Workers in Vinton are installing the familiar Rosie’s sign this week along with ADA-compliant entrance ramps. Work continues within on Rosie’s restaurant and bar, the retail shop, and the smoking area. Ceiling tiles have yet to be installed.
TV screens are being mounted throughout the building, along with teller machines in the simulcast racing area.
The 150 Historic Horse Racing Machines are ready for guests who will be placing wagers on races that have already been run. About 90,000 races are stored in the machines from the 1990s on.
Patrons may place bets in two ways— by either selecting their own horses in three randomly chosen past races or by using the AutoCap system which chooses the winner for the patron based on the best odds. The majority choose to let the machines make the choices. The machines are based on an algorithm that operates off of three races.
Information is stored on the machines including winning percentages for the horses, jockeys, post positions, and trainers in each race for the bettor to consider. The races are re-enacted in animation on the screen after bets are placed, revealing the location and date of the original race.
Different machines accept wagers in varying denominations from 20 cents to $15 based on credits.
Rosie’s guests will also be able to place bets on live races from across the country via satellite feed. (If the facility opens by May 4, the Kentucky Derby will be broadcast live.) Bets can be placed prior to the race and winners announced right afterwards.
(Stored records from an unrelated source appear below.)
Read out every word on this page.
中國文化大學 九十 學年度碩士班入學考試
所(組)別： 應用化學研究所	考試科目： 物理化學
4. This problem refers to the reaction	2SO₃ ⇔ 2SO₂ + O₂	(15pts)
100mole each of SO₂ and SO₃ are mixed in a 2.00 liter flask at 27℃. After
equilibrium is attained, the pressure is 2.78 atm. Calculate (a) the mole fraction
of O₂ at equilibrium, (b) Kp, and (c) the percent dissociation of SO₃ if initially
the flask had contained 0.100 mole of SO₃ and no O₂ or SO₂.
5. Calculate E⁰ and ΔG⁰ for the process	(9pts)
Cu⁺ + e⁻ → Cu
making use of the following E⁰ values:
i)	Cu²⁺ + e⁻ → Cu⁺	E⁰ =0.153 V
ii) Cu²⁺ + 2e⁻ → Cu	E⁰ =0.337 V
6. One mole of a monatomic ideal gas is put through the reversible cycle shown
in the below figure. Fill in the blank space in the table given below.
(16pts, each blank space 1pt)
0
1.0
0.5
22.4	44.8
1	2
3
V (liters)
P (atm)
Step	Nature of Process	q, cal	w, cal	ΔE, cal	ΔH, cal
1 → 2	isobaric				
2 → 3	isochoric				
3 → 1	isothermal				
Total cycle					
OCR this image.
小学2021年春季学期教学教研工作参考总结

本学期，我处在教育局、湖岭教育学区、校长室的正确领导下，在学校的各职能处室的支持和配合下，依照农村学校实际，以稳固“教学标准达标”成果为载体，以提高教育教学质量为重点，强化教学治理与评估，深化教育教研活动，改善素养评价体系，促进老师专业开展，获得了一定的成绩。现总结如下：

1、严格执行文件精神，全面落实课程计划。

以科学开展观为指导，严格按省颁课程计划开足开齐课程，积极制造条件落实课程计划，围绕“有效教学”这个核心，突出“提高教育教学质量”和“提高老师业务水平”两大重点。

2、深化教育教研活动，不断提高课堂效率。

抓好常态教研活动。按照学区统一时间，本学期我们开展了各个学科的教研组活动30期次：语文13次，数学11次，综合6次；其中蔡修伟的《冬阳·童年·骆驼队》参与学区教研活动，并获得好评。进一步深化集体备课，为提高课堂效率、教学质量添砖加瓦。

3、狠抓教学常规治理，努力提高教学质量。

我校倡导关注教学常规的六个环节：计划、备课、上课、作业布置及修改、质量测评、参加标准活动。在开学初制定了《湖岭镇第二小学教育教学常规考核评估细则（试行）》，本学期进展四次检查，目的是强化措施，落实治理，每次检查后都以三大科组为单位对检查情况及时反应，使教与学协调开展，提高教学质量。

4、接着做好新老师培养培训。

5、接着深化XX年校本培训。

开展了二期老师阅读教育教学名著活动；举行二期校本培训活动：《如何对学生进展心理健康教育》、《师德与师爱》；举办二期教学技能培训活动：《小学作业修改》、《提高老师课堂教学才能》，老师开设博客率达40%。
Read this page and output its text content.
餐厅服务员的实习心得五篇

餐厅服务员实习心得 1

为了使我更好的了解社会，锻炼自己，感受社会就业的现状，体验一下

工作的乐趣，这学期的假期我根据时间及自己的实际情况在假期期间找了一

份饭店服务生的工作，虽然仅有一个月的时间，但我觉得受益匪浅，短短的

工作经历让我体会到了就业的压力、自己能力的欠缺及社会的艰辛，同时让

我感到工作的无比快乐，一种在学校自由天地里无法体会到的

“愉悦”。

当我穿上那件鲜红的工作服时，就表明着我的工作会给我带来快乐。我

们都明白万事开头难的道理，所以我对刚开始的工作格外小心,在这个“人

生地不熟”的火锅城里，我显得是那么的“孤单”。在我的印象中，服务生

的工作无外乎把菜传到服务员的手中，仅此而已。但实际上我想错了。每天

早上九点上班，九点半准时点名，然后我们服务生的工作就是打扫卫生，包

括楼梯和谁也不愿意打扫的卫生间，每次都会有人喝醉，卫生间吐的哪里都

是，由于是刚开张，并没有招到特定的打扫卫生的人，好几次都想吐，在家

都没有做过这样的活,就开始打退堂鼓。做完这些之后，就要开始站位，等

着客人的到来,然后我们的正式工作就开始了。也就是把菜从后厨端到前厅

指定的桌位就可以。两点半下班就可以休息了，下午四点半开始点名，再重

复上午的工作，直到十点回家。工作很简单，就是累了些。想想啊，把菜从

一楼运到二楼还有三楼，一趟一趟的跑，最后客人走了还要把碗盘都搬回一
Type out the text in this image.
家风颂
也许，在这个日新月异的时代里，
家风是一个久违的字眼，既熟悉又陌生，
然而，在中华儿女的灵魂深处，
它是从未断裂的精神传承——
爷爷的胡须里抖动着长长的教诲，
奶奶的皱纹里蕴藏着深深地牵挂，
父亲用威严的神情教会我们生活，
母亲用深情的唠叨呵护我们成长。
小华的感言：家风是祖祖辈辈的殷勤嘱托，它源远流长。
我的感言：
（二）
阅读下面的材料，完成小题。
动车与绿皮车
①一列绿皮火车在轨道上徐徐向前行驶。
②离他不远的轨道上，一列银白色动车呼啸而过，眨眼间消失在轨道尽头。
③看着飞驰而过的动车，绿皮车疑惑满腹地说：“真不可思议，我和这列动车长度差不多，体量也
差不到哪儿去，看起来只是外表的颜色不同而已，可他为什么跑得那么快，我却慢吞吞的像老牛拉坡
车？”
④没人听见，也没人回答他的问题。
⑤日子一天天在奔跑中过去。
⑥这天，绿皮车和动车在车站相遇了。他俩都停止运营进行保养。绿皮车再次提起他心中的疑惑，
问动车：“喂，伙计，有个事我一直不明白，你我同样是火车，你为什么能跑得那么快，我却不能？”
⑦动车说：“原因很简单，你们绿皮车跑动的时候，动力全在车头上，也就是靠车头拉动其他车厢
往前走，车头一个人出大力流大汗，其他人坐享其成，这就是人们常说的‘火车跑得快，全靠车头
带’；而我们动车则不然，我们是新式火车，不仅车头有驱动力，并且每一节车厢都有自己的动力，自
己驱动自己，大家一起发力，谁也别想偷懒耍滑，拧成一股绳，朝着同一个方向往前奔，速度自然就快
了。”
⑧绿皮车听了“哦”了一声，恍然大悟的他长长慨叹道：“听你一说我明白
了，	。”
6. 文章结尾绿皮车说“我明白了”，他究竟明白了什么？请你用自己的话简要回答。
Some live tellers are required by state regulations for these races.
Hubbard says that research shows that more women tend to use the Historic Racing terminals to place bets while men tend to favor the live races.
The Rosie’s Vinton project consists of approximately 15,000 square feet of space, with abundant exterior lighting, surveillance cameras, and security.
The Colonial Downs Group expects to generate about $1.5 million in taxes annually, with approximately $500,000 going to the Town of Vinton.
They expect a large proportion of visitors to come from surrounding counties, bringing additional money into the town.
Hours of operation will be from 8 a.m. to 2 a.m. during the week and from 8 a.m. to 4 a.m. on weekends.
The Rosie’s Vinton is part of a $300 million investment statewide with the Rosie’s New Kent set to open on April 23. Other Rosie’s are under construction in Richmond and Hampton.
Rosie’s Vinton is located on Vinyard Road across from the Lancerlot Sports Complex.